While there are now many laws regulating use of the Internet that have been designed to prevent cybercrimes and punish those who perpetrate them, enforcing those laws is proving to be difficult. Law enforcement agencies tasked with catching cybercriminals face the challenge of dealing with ever-evolving technology as well as criminals who are experts at finding new ways to infiltrate computer systems. In addition, they also face complex, sometimes insurmountable, jurisdictional issues.
As technology becomes more complex and cybercriminals become more knowledgeable and experienced, cybersecurity is becoming a difficult challenge for today’s law enforcement personnel.
As the Internet has grown, both state and federal lawmakers have passed laws to regulate its use. For example, there are laws against cyberbullying, cyberstalking, theft of wireless services, spamming and gaining unauthorized access to protected systems.
Many of these laws did not exist until recent years. However, to the frustration of crime victims, many of the criminals who commit cybercrimes are never brought to justice. Even though some law enforcement agencies have cybercrime divisions, they are not always able to catch cybercriminals. There are a variety of reasons why this is the case, from jurisdictional issues to the methods of gathering evidence.
Many of these issues were outlined in a recent article written for TechRepublic by Deb Shinder, a book author and technology consultant. The information below is based upon her findings.
A central question faced by law enforcement officials is this: When a crime happens on the Internet, where, exactly, does it take place? Is it at the terminal of the victim, the criminal or where the server for one or the other is located? Such geographic issues are important in determining which agency should handle the investigation of a crime. This is important, as laws vary from city to city and state to state.
Another issue is determining whether the alleged offense was civil (which involves actions between two individuals) or criminal (which involves someone violating local, state or federal law). The lines between the two can be blurred online – for example, is a company losing a person’s personal data a civil offense or a crime?
Also, while some cybercrimes might be considered criminal, there may not be a law written that is specifically against the action. And since federal agencies don’t investigate state or local crimes, and vice versa, determining the exact criminal offense is important before an investigation can even be launched.
Another factor that slows cyber investigations is that in the online world, there are many different ways to cloak identity. For example, there are services that will mask a user’s IP address by directing traffic through different servers, making it difficult to track the exact location of an Internet user’s access.
While some advocate stricter guidelines for accessing the Internet, doing so simultaneously raises privacy issues. Outside of America, in countries where those who speak out against the government often find themselves jailed or worse, making it easy to identify them could have terrible consequences.
Information from the Internet is easily manipulated and changed. As Shinder points out, it’s “actually just a collection of ones and zeroes represented by magnetization, light pulses, radio signals or other means. This type of information is fragile and can be easily lost or changed.”

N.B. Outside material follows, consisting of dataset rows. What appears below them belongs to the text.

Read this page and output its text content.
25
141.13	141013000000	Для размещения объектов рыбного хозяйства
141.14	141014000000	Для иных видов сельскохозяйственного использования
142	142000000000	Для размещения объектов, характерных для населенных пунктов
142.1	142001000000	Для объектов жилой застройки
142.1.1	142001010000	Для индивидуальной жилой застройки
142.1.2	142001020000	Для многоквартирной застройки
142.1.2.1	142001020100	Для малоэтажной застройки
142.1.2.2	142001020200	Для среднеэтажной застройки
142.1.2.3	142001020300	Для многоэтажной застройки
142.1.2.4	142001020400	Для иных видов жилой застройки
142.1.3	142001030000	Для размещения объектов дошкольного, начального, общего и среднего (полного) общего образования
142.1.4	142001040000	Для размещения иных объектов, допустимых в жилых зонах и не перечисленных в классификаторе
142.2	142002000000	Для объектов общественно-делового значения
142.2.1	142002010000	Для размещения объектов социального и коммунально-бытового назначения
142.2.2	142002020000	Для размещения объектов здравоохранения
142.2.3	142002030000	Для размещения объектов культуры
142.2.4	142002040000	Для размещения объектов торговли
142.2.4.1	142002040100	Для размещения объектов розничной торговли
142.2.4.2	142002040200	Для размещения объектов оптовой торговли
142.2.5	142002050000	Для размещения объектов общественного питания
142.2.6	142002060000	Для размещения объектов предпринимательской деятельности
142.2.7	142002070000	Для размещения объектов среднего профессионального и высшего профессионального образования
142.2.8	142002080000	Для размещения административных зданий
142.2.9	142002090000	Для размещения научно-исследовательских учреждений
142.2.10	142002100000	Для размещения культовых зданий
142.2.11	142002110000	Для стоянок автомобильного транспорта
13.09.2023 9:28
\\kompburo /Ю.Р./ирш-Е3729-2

The nature of the Internet also makes it difficult to establish a chain of custody of evidence. Some cybercriminals are able to create programs that delete or change all the information they have if the system is accessed by someone other than themselves.
Cybercriminals can also use other people’s hard drives to store information, making it even more difficult to track them down and also sometimes leading to people being accused of crimes they did not commit.
Law enforcement leaders are making headway in investigating cybercrimes. For example, there are tools that allow investigators to look at digital information without tampering with it, and there are also improved methods of retrieving deleted data. Tracking software is also making it more difficult for people to remain anonymous. This has been particularly effective, Shinder notes, in crimes where the suspect is not very tech-savvy, such as fraud or cyberstalking. There are also movements among lawmakers in all 50 states, as well as countries around the world, to draft consistent cyber laws that will make it easier to navigate jurisdictional issues.
Cybercrimes pose a serious threat to millions of people across the globe. As technology expands, so do the techniques used by these criminals. Fortunately, law enforcement now seems to be able to at least keep pace with these criminals. With advances in cybersecurity tools and practices, now is a great time, for anyone with an interest in helping make the Internet a safer place, to explore a career in law enforcement.